Im Rahmen des Projekts von Zweitzeugen e.V. nehmen 60 Schülerinnen und Schüler aus Haltern am See an Zweitzeugen-Workshops bei den Talenttagen Ruhr teil. Zwei Schulen in Haltern werden im September von Zweitzeugen e.V. besucht.

Die Alexander-Lebenstein-Realschule sowie das Hans-Böckler-Berufskolleg in Haltern am See haben sich, neben Schulen aus Essen und Dortmund, erfolgreich für die Workshops beworben. Bereits 2019 haben beide Schulen mit Zweitzeugen e.V. im Rahmen der Ausstellung in der Evangelischen Kirchengemeinde Haltern zusammengearbeitet, jetzt kommt es zur erneuten Zusammenarbeit.

Der Verein, welcher 2010 als Studienprojekt begann und seit 2014 ein eingetragener gemeinnütziger Verein ist, hat es sich zur Aufgabe gemacht, Holocaust-Überlebensgeschichten an (junge) Menschen weiterzugeben und sich gemeinsam mit ihnen mit der Geschichte des Nationalsozialismus auseinander zu setzen.

„Ein ganz normaler Tag“

Über sechs Schulstunden werden den Schülern Themen wie Antisemitismus, Diskriminierung und die Geschichte des Nationalsozialismus näher gebracht. „Wir haben 37 Zeitzeugen interviewt, ihre Geschichten bewahrt und sie haben uns den Auftrag mitgegeben, ihre Geschichten weiterzugeben“, beschreibt Ruth-Anne Damm, 3. Vorsitzende von Zweitzeugen e.V., ihre Arbeit im Verein.

Unter anderem sollen die Schüler unter dem Motto „Ein ganz normaler Tag“ erfahren, wie ihr gewöhnlicher Tagesablauf zu Zeiten des Nationalsozialismus ausgesehen hätte.

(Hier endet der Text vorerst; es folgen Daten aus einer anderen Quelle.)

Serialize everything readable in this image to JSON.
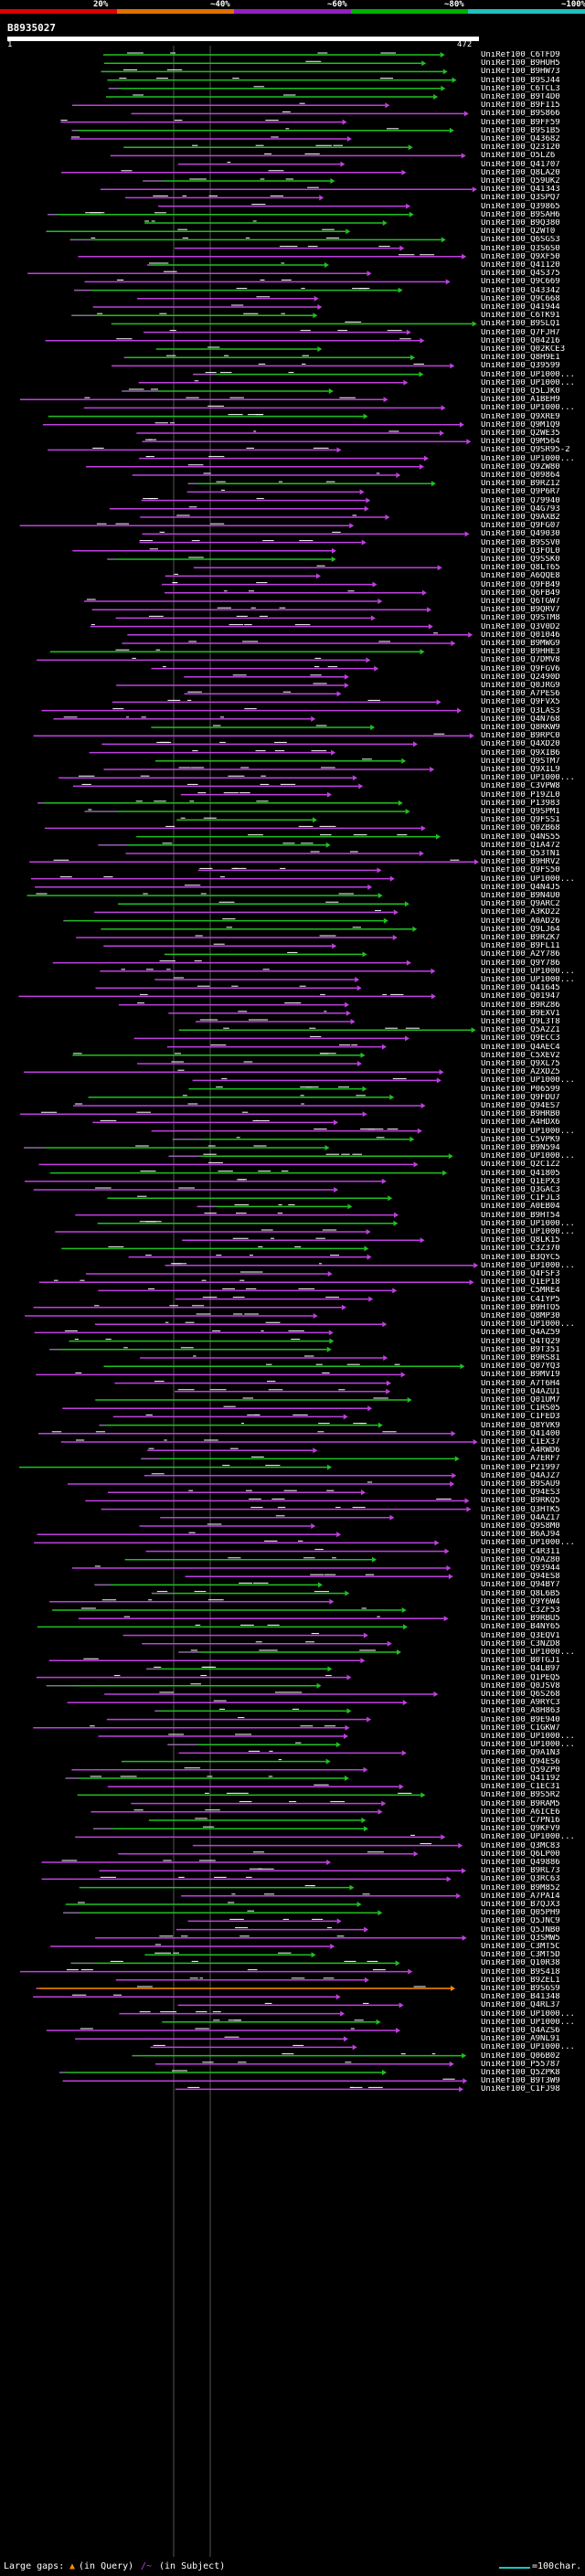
{
  "scale": {
    "labels": [
      "20%",
      "~40%",
      "~60%",
      "~80%",
      "~100%"
    ],
    "colors": [
      "#e00000",
      "#e07000",
      "#9020c0",
      "#00b000",
      "#20c0c0"
    ]
  },
  "query": {
    "id": "B8935027",
    "start": "1",
    "end": "472"
  },
  "colors": {
    "high": "#20c020",
    "mid": "#c040e0",
    "low": "#ff8c00",
    "label": "#ffffff"
  },
  "hits": [
    "UniRef100_C6TFD9",
    "UniRef100_B9HUH5",
    "UniRef100_B9HW73",
    "UniRef100_B9SJ44",
    "UniRef100_C6TCL3",
    "UniRef100_B9T4D0",
    "UniRef100_B9FI15",
    "UniRef100_B9S866",
    "UniRef100_B9FF59",
    "UniRef100_B9S1B5",
    "UniRef100_Q43682",
    "UniRef100_Q23120",
    "UniRef100_O5LZ6",
    "UniRef100_Q41707",
    "UniRef100_Q8LA20",
    "UniRef100_Q59UK2",
    "UniRef100_Q41343",
    "UniRef100_Q3SPQ7",
    "UniRef100_Q39865",
    "UniRef100_B9SAH6",
    "UniRef100_B9Q380",
    "UniRef100_Q2WT0",
    "UniRef100_Q6SGS3",
    "UniRef100_Q3S6S0",
    "UniRef100_Q9XF50",
    "UniRef100_Q41120",
    "UniRef100_Q4S375",
    "UniRef100_Q9C669",
    "UniRef100_Q43342",
    "UniRef100_Q9C668",
    "UniRef100_Q41944",
    "UniRef100_C6TK91",
    "UniRef100_B9SLQ1",
    "UniRef100_Q7FJH7",
    "UniRef100_Q04216",
    "UniRef100_Q02KCE3",
    "UniRef100_Q8H9E1",
    "UniRef100_Q39599",
    "UniRef100_UP1000...",
    "UniRef100_UP1000...",
    "UniRef100_Q5LJK0",
    "UniRef100_A1BEH9",
    "UniRef100_UP1000...",
    "UniRef100_Q9XRE9",
    "UniRef100_Q9M1Q9",
    "UniRef100_Q2WE35",
    "UniRef100_Q9M564",
    "UniRef100_Q9SR95-2",
    "UniRef100_UP1000...",
    "UniRef100_Q9ZW80",
    "UniRef100_Q09864",
    "UniRef100_B9RZ12",
    "UniRef100_Q9P6R7",
    "UniRef100_Q79940",
    "UniRef100_Q4G793",
    "UniRef100_Q9AXB2",
    "UniRef100_Q9FG07",
    "UniRef100_Q49030",
    "UniRef100_B9SSV0",
    "UniRef100_Q3FOL0",
    "UniRef100_Q9SSK0",
    "UniRef100_Q8LT65",
    "UniRef100_A6QQE8",
    "UniRef100_Q9FB49",
    "UniRef100_Q6FB49",
    "UniRef100_Q6TGW7",
    "UniRef100_B9QRV7",
    "UniRef100_Q9STM8",
    "UniRef100_Q3V0D2",
    "UniRef100_Q01046",
    "UniRef100_B9MWG9",
    "UniRef100_B9HHE3",
    "UniRef100_Q7DMV8",
    "UniRef100_Q9FGV6",
    "UniRef100_Q2490D",
    "UniRef100_Q0JRG9",
    "UniRef100_A7PES6",
    "UniRef100_Q9FVX5",
    "UniRef100_Q3LAS3",
    "UniRef100_Q4N768",
    "UniRef100_Q8RKW9",
    "UniRef100_B9RPC0",
    "UniRef100_Q4XD20",
    "UniRef100_Q9XIB6",
    "UniRef100_Q9STM7",
    "UniRef100_Q9XIL9",
    "UniRef100_UP1000...",
    "UniRef100_C3VPW8",
    "UniRef100_P19ZL0",
    "UniRef100_P13983",
    "UniRef100_Q9SPM1",
    "UniRef100_Q9FSS1",
    "UniRef100_Q0ZB68",
    "UniRef100_Q4NS55",
    "UniRef100_Q1A472",
    "UniRef100_Q53TN1",
    "UniRef100_B9HRV2",
    "UniRef100_Q9FS50",
    "UniRef100_UP1000...",
    "UniRef100_Q4N4J5",
    "UniRef100_B9N4U0",
    "UniRef100_Q9ARC2",
    "UniRef100_A3KD22",
    "UniRef100_A0AD26",
    "UniRef100_Q9LJ64",
    "UniRef100_B9RZK7",
    "UniRef100_B9FL11",
    "UniRef100_A2Y786",
    "UniRef100_Q9Y786",
    "UniRef100_UP1000...",
    "UniRef100_UP1000...",
    "UniRef100_Q41645",
    "UniRef100_Q01947",
    "UniRef100_B9RZ86",
    "UniRef100_B9EXV1",
    "UniRef100_Q9L3T8",
    "UniRef100_Q5A2Z1",
    "UniRef100_Q9ECC3",
    "UniRef100_Q4AEC4",
    "UniRef100_C5XEV2",
    "UniRef100_Q9XL75",
    "UniRef100_A2XDZ5",
    "UniRef100_UP1000...",
    "UniRef100_P06599",
    "UniRef100_Q9FDU7",
    "UniRef100_Q94ES7",
    "UniRef100_B9HRB0",
    "UniRef100_A4HDX6",
    "UniRef100_UP1000...",
    "UniRef100_C5VPK9",
    "UniRef100_B9N594",
    "UniRef100_UP1000...",
    "UniRef100_Q2C1Z2",
    "UniRef100_Q41805",
    "UniRef100_Q1EPX3",
    "UniRef100_Q3GAC3",
    "UniRef100_C1FJL3",
    "UniRef100_A0EB04",
    "UniRef100_B9HT54",
    "UniRef100_UP1000...",
    "UniRef100_UP1000...",
    "UniRef100_Q8LK15",
    "UniRef100_C3Z370",
    "UniRef100_B3QYC5",
    "UniRef100_UP1000...",
    "UniRef100_Q4FSF3",
    "UniRef100_Q1EP18",
    "UniRef100_C5MRE4",
    "UniRef100_C4IYP5",
    "UniRef100_B9HTO5",
    "UniRef100_Q8MP30",
    "UniRef100_UP1000...",
    "UniRef100_Q4AZ59",
    "UniRef100_Q4TQ29",
    "UniRef100_B9T351",
    "UniRef100_B9RS81",
    "UniRef100_Q07YQ3",
    "UniRef100_B9MVI9",
    "UniRef100_A7T6H4",
    "UniRef100_Q4AZU1",
    "UniRef100_Q01UM7",
    "UniRef100_C1RS05",
    "UniRef100_C1FED3",
    "UniRef100_Q8YVK9",
    "UniRef100_Q41400",
    "UniRef100_C1EX37",
    "UniRef100_A4RWD6",
    "UniRef100_A7ERF7",
    "UniRef100_P21997",
    "UniRef100_Q4AJZ7",
    "UniRef100_B9SAU9",
    "UniRef100_Q94ES3",
    "UniRef100_B9RKQ5",
    "UniRef100_Q3HTK5",
    "UniRef100_Q4AZ17",
    "UniRef100_Q9S8M0",
    "UniRef100_B6AJ94",
    "UniRef100_UP1000...",
    "UniRef100_C4R311",
    "UniRef100_Q9AZ80",
    "UniRef100_Q93944",
    "UniRef100_Q94ES8",
    "UniRef100_Q94BY7",
    "UniRef100_Q8L6B5",
    "UniRef100_Q9Y6W4",
    "UniRef100_C3ZF53",
    "UniRef100_B9RBU5",
    "UniRef100_B4NY65",
    "UniRef100_Q3EQV1",
    "UniRef100_C3NZD8",
    "UniRef100_UP1000...",
    "UniRef100_B0TGJ1",
    "UniRef100_Q4LB97",
    "UniRef100_Q1PEQ5",
    "UniRef100_Q0JSV8",
    "UniRef100_Q6S268",
    "UniRef100_A9RYC3",
    "UniRef100_A8H863",
    "UniRef100_B9E940",
    "UniRef100_C1GKW7",
    "UniRef100_UP1000...",
    "UniRef100_UP1000...",
    "UniRef100_Q9A1N3",
    "UniRef100_Q94ES6",
    "UniRef100_Q59ZP0",
    "UniRef100_Q41192",
    "UniRef100_C1EC31",
    "UniRef100_B9S5R2",
    "UniRef100_B9RAM5",
    "UniRef100_A6ICE6",
    "UniRef100_C7PN16",
    "UniRef100_Q9KFV9",
    "UniRef100_UP1000...",
    "UniRef100_Q3MC83",
    "UniRef100_Q6LP00",
    "UniRef100_Q49886",
    "UniRef100_B9RL73",
    "UniRef100_Q3RC63",
    "UniRef100_B9M852",
    "UniRef100_A7PAI4",
    "UniRef100_B7QJX3",
    "UniRef100_Q05PH9",
    "UniRef100_Q5JNC9",
    "UniRef100_Q5JNB0",
    "UniRef100_Q3SMW5",
    "UniRef100_C3MT5C",
    "UniRef100_C3MT5D",
    "UniRef100_Q10R38",
    "UniRef100_B9S418",
    "UniRef100_B9ZEL1",
    "UniRef100_B9S6S9",
    "UniRef100_B41348",
    "UniRef100_Q4RL37",
    "UniRef100_UP1000...",
    "UniRef100_UP1000...",
    "UniRef100_Q4AZS6",
    "UniRef100_A9NL91",
    "UniRef100_UP1000...",
    "UniRef100_Q06B02",
    "UniRef100_P55787",
    "UniRef100_Q5ZPK8",
    "UniRef100_B9T3W9",
    "UniRef100_C1FJ98"
  ],
  "footer": {
    "large_gaps": "Large gaps:",
    "query_gap": "(in Query)",
    "subject_gap": "(in Subject)",
    "legend": "=100char."
  }
}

Wie hätten damalige Gesetze meinen Tagesablauf bestimmt? Wie lebten Personen, die aufgrund ihrer Religionszugehörigkeit diskriminiert worden sind? Und was weiß ich eigentlich persönlich über die Zeit des Nationalsozialismus? Sind einige Beispiele an Fragen, mit denen sich die Schüler auseinander setzen werden.

Das Ziel soll es sein, durch das Weitererzählen der Geschichten, die Schülerinnen und Schüler Zweitzeugen werden zu lassen, damit die Geschichten und damaligen Verbrechen nicht in Vergessenheit geraten.

Öffentliche Workshops beim BVB

Die Workshops an den Halterner Schulen finden am 18. September in der Alexander-Lebenstein-Realschule für 30 Schülerinnen und Schüler der 10. Jahrgangsstufe und am 23. September am Hans-Böckler-Berufskolleg für 30 Schülerinnen und Schüler der 13. Jahrgangsstufe statt.

Seit August 2020 bietet der Verein außerdem gemeinsam mit den Lernzentren der Fußball-Bundesligisten Borussia Dortmund und Borussia Mönchengladbach wöchentliche, kostenfreie Zweitzeugen-Workshops für Kinder und Jugendliche mit anschließender Stadionführung am Lernort Stadion an. Weitere Informationen zum Verein und Workshops findet man unter www.zweitzeugen.de.